8Person nicht ermittelt.

9Person nicht ermittelt.

10 Johann Jakob Pfenninger (Lebensdaten nicht ermittelt), Bezirksratsschreiber. – Pfenninger wurde in den Dreiervorschlag zur Besetzung der Statthalterstelle aufgenommen und zum Statthalter gewählt. Vgl. NZZ, 26. Dezember 1851; Regierungsetat ZH 1852/53, S. 116.

11 Jules Eytel (1817–1873), Grossrat (VD)

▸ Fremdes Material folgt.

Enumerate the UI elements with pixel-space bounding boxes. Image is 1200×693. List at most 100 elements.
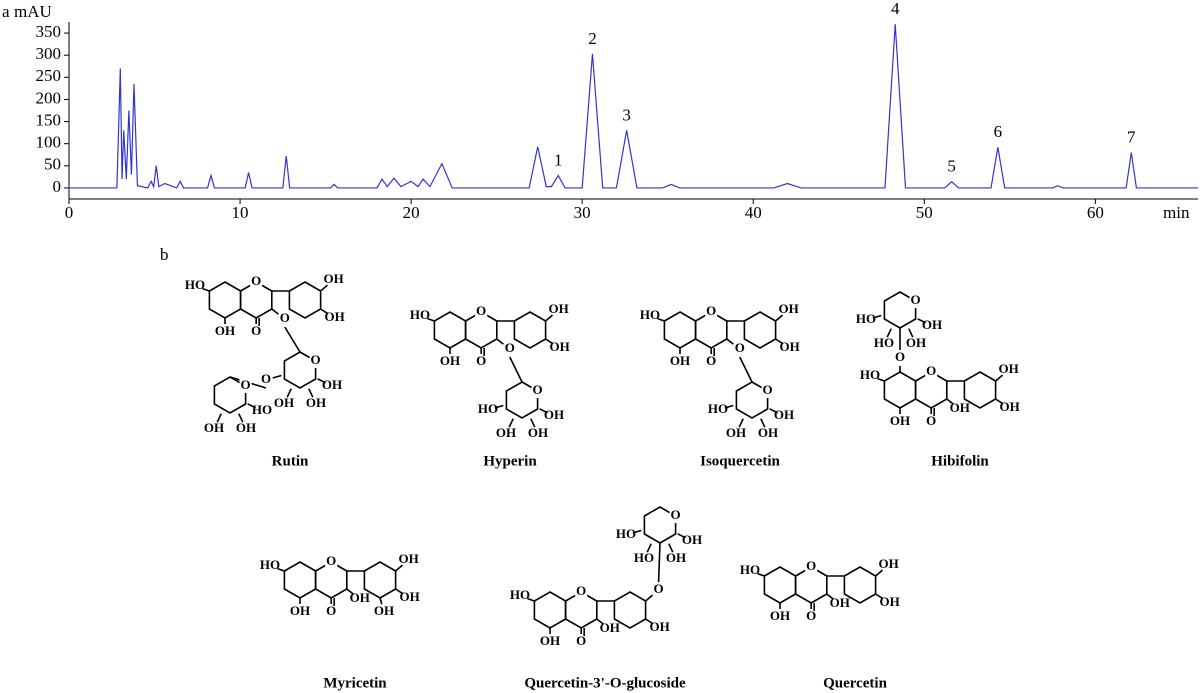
atom-label: OH (440, 353, 460, 368)
atom-label: OH (549, 339, 569, 354)
atom-label: O (895, 349, 905, 364)
compound-name: Rutin (272, 453, 309, 469)
ring (283, 561, 317, 599)
bond (739, 356, 753, 383)
bond (826, 593, 834, 600)
atom-label: O (261, 371, 271, 386)
panel-label: b (160, 245, 169, 264)
atom-label: OH (323, 271, 343, 286)
atom-label: OH (770, 608, 790, 623)
atom-label: OH (778, 301, 798, 316)
atom-label: OH (290, 603, 310, 618)
x-tick-label: 60 (1087, 203, 1104, 222)
panel-label: a (2, 2, 10, 21)
label-bg (250, 275, 263, 289)
atom-label: OH (830, 595, 850, 610)
compound-name: Hibifolin (931, 453, 989, 469)
atom-label: OH (322, 377, 342, 392)
atom-label: O (926, 363, 936, 378)
y-tick-label: 150 (36, 110, 62, 129)
bond (946, 398, 954, 405)
bond (886, 328, 892, 338)
y-tick-label: 350 (36, 22, 62, 41)
bond (632, 529, 642, 534)
atom-label: O (326, 553, 336, 568)
atom-label: O (576, 583, 586, 598)
atom-label: O (763, 382, 773, 397)
label-bg (669, 509, 682, 523)
bond (395, 588, 404, 595)
y-tick-label: 250 (36, 66, 62, 85)
label-bg (575, 585, 588, 599)
atom-label: OH (324, 309, 344, 324)
compound-name: Quercetin-3'-O-glucoside (524, 675, 686, 691)
atom-label: OH (758, 425, 778, 440)
bond (238, 413, 244, 423)
atom-label: O (505, 340, 515, 355)
atom-label: OH (779, 339, 799, 354)
atom-label: HO (410, 307, 430, 322)
bond (496, 338, 504, 345)
y-axis-label: mAU (14, 2, 52, 21)
atom-label: OH (600, 620, 620, 635)
bond (317, 378, 326, 384)
bond (277, 567, 285, 572)
compound-name: Quercetin (823, 675, 888, 691)
atom-label: OH (398, 551, 418, 566)
x-tick-label: 50 (916, 203, 933, 222)
atom-label: HO (634, 550, 654, 565)
atom-label: O (806, 608, 816, 623)
bond (509, 356, 523, 383)
bond (320, 308, 329, 315)
y-tick-label: 300 (36, 44, 62, 63)
compound-name: Myricetin (323, 675, 387, 691)
ring (513, 311, 547, 349)
atom-label: OH (726, 425, 746, 440)
bond (646, 543, 652, 553)
bond (775, 314, 783, 322)
bond (875, 569, 883, 577)
bond (530, 418, 536, 428)
atom-label: OH (374, 603, 394, 618)
atom-label: OH (950, 400, 970, 415)
atom-label: HO (740, 562, 760, 577)
bond (284, 326, 301, 353)
bond (760, 418, 766, 428)
bond (508, 418, 514, 428)
ring (533, 591, 567, 629)
atom-label: OH (215, 323, 235, 338)
ring (763, 566, 797, 604)
bond (395, 564, 403, 572)
bond (917, 318, 926, 324)
atom-label: O (476, 353, 486, 368)
bond (769, 408, 778, 414)
x-tick-label: 40 (745, 203, 762, 222)
bond (757, 572, 765, 577)
atom-label: HO (708, 401, 728, 416)
bond (202, 287, 210, 292)
label-bg (925, 365, 938, 379)
atom-label: OH (548, 301, 568, 316)
atom-label: O (280, 310, 290, 325)
ring (743, 311, 777, 349)
atom-label: HO (478, 401, 498, 416)
atom-label: OH (998, 361, 1018, 376)
atom-label: OH (204, 420, 224, 435)
peak-label: 6 (994, 122, 1003, 141)
y-tick-label: 100 (36, 133, 62, 152)
bond (872, 314, 882, 319)
atom-label: OH (399, 589, 419, 604)
atom-label: O (735, 340, 745, 355)
label-bg (239, 379, 252, 393)
atom-label: HO (874, 335, 894, 350)
bond (346, 588, 354, 595)
label-bg (309, 354, 322, 368)
ring (663, 311, 697, 349)
chromatogram-line (69, 24, 1198, 189)
bond (995, 374, 1003, 382)
ring (433, 311, 467, 349)
label-bg (325, 555, 338, 569)
ring (208, 281, 242, 319)
atom-label: HO (616, 526, 636, 541)
bond (645, 594, 653, 602)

12 Ulrich Ochsenbein (1811–1890), Bundesrat (BE). – Ochsenbein war am 4. Dezember 1851 als Bundesrat bestätigt worden, was Alfred Escher bedauerte: «Die Wahl Ochsenbeins wird lange, sehr lange störend auf den Gang der Dinge im Nationalrathe einwirken. Die Eisenbahn-, die Hochschulfrage werden darunter zu leiden haben. Das einträchtige Zusammenwirken aller liberalen Fractionen der Bundesversammlung ist, wie die Dinge liegen, soviel als verunmöglicht. Der Nationalrath hätte nicht auf eine verderblichere Weise debutiren können!» Alfred Escher an Franz Hagenbuch, 6. Dezember 1851. Vgl. Kern, Repertorium I, S. 35.